I want to stream movies/music from my main storage PC in my home office to the HTPC in my home cinema room to view on my projector.

My HTPC in the cinema room has Cyberlink PowerDVD 11 and should see my storage PC's media files through DLNA but dosent. My movie files are on a storage drive (D on my main PC and although DLNA see's my that PC it cannot see this D: drive on it using DLNA. How do I set it up to see this storage drive and access the files through DLNA?
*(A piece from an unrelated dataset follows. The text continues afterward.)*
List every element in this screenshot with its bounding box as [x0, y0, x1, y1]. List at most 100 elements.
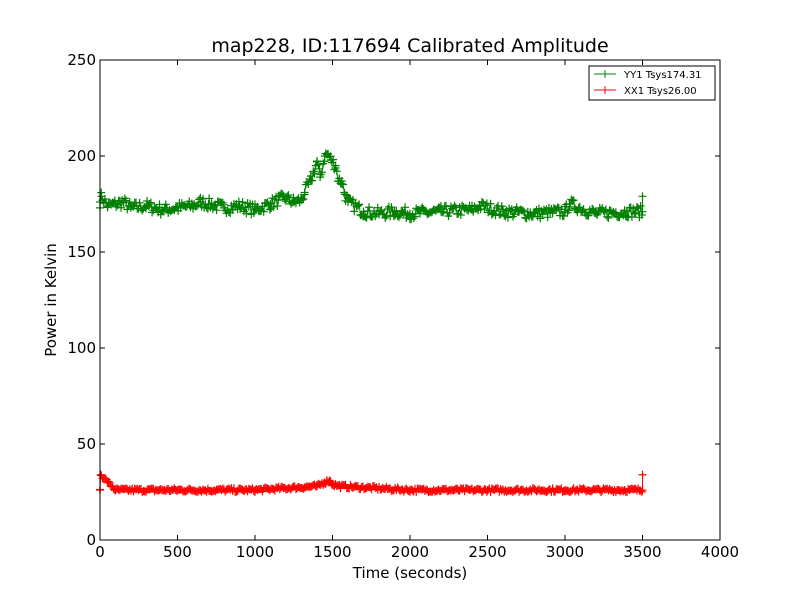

The computers are networked together and can see eachothers drives fine using explorer, its just the DLNA feature in PowerDVD11 that cannot see all of the drives on my main PC and only has access to predetermined folders on my main PC's C:


----------



## newtekie1 (Nov 12, 2011)

what are you using to provide the dnla support on the main pc? I find the built in options lacking, I suggest trying tversity, it easily let's you pick what folders/drives are broadcast via dlna.


----------



## twicksisted (Nov 12, 2011)

Thank you, I'll have a look at that program. I just assumed that external media devices used DLNA to communicate with other devices and that it would be built in or a part of windows.


----------



## Solaris17 (Nov 12, 2011)

I also recomend tversity and or ps3 media server. as for services ill try to remember what i needed to enable for DLNA but for one make sure SSDP discovery services is started and automatic. tcp/ip netbios helper, UPnP device host, windows media player network sharing, (also make sure what you want to share is recognized by the media library and that the media player is set to share.


----------